We sometimes “cut” patients apart to assist in the diagnostic process. We must remember to put them back together; we’re charged with caring for their minds and spirits in addition to their bodies.
Lifelong Learning in Clinical Excellence | November 4, 2021 | 3 min read
By Aidan Crowley, Medical Student, University of Pennsylvania
This fall, I made my first cut in anatomy lab as a medical student. As I picked up the scalpel, the weight of the moment struck me, and I paused. This marked a milestone in the process of becoming a physician—dissection is a practice that has been passed down for centuries. After dissecting the thoracic wall, I set the scalpel aside to examine the incredible and intricate beauty of the human heart, and I couldn’t help but think back to the etymological root of dissection—cutting apart.
During an anatomy course as a college undergrad, I learned that I’d been mispronouncing dissection. It’s not “di-section,” or cutting in two, but “dis-section,” or cutting apart. In that moment of the first cut at the anatomy table, I realized that these first couple months of medical school have been, at their core, a comprehensive exercise in dissection.
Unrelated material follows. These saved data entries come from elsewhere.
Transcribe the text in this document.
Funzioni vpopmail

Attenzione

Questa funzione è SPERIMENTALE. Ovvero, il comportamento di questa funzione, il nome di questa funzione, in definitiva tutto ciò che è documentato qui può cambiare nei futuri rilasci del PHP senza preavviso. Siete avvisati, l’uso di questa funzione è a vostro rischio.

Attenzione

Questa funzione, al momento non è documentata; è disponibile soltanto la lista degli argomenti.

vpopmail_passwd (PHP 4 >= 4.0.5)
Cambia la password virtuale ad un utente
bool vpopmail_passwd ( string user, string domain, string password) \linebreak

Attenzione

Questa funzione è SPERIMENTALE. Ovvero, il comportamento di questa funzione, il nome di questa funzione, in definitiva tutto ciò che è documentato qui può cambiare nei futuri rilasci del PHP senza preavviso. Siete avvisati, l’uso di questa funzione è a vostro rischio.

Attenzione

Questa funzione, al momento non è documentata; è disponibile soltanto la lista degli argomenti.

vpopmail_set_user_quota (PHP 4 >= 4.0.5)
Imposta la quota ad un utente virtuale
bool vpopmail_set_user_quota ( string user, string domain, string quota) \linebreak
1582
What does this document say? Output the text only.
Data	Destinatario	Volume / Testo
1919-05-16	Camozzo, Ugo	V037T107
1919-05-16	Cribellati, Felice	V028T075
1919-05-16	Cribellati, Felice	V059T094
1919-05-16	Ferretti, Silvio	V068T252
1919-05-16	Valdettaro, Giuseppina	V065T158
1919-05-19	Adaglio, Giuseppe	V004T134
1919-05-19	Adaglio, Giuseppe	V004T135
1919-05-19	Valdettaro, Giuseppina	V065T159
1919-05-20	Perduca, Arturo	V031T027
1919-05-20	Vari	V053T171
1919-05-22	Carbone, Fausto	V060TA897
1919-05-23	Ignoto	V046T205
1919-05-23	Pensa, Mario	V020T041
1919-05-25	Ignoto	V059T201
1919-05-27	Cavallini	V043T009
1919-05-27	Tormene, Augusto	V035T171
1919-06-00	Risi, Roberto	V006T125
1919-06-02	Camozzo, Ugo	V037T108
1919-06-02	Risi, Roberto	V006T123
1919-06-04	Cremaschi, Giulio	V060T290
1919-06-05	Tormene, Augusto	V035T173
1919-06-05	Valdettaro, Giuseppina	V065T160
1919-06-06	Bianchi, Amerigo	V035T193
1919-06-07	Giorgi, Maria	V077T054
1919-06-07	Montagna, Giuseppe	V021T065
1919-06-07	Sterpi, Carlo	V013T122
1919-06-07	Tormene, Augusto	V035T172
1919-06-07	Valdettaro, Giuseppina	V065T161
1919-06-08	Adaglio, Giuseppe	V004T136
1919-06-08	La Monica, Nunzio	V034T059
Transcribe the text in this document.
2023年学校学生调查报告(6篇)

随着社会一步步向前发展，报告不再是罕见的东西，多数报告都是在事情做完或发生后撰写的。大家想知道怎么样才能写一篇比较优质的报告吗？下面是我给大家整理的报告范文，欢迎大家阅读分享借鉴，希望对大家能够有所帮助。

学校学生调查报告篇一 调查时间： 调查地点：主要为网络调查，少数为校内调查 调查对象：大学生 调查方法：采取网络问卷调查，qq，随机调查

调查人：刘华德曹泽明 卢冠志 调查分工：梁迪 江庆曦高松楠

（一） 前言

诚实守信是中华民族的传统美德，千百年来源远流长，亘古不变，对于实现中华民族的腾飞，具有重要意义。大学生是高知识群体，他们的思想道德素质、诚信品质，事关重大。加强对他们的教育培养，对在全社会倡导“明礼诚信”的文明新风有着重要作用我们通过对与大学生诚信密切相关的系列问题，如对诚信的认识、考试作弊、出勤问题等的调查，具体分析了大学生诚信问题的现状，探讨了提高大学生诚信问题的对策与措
Beyond “cutting apart” anatomical structures, medical trainees are also taught to dissect the signs and symptoms that a patient brings to us. In mock encounters with standardized patients, we’re trained to gather data in the form of medical and social histories. We’re conditioned to deconstruct clinical manifestations into their causative pathways, to break down reported pain into a list of differential diagnoses, to “cut apart” patients’ stories to identify the source of their suffering.
In addition to anatomical and clinical dissection, medical school also entails a certain dissection of self. Becoming a clinician is inherently a process of dissection. We must unlearn acquired heuristics to train our minds to think like doctors. We separate studying from personal time to preserve balance in our lives.
Each of these forms of dissection—anatomical, clinical, and personal—is necessary in training, but they inherently carry risk. In dissecting cadavers, we risk replacing our conception of the patient as a person with a view of the patient as a biomechanical phenomenon. By cutting apart patients’ stories to separate out black-and-white signs and symptoms, our clinical reasoning may hinder authentic encounters with those who are suffering. In carving apart our own lives to create time for the mentally and emotionally demanding process of becoming a physician, we risk losing what makes us tick.
In a course I took on suffering, one of the sessions addressed the phenomenon of biomedical reductionism. The critical care doctor leading the discussion shared a key piece of wisdom that’s stayed with me: “Reductionism is often necessary in medicine in order to recognize patterns, reach a diagnosis, and treat a disease. But in taking the patient apart, we can’t forget to put the person back together.”
Reflecting on the concept of “dissection” and its role in shaping the clinician mind, the practice of medicine, and our own lives can offer an opportunity to balance it with “reintegration.” Dissection isn’t inherently bad—and may be necessary for learning about a person—but it must be coupled with reintegration. We can’t forget to put the person back together, and this can be accomplished through intentional reminders that we’re accompanying a human being who’s suffering. We must also practice reintegration in our own lives by setting aside time for processing and reflection, whether during the commute or by waking up five minutes earlier to set intentions for the day.
Here are three ways to balance dissection and reintegration:
1. Reflect on where you notice “dissection” in your clinical practice.
Do you find yourself dissecting patients’ complaints? Dissecting subjective reports into a set of signs and symptoms?
2. “Dissect” your daily habits.
How do you spend your time? Where in your life do you see yourself dissecting personal time from clinical practice? Do you actively build in time for emotional processing, either alone or with colleagues?
3. Practice reintegration. Remember to put people back together.
Remind yourself after each diagnosis that the clinical presentation you just dissected is also a person. In addition to reintegrating the patient, reintegration includes yourself—don’t lose what makes you you. Reintegration of personal time, relationship-building, reflection, and intention-setting into your daily habits will make you a better doctor for your patients.
This piece expresses the views solely of the author. It does not necessarily represent the views of any organization, including Johns Hopkins Medicine.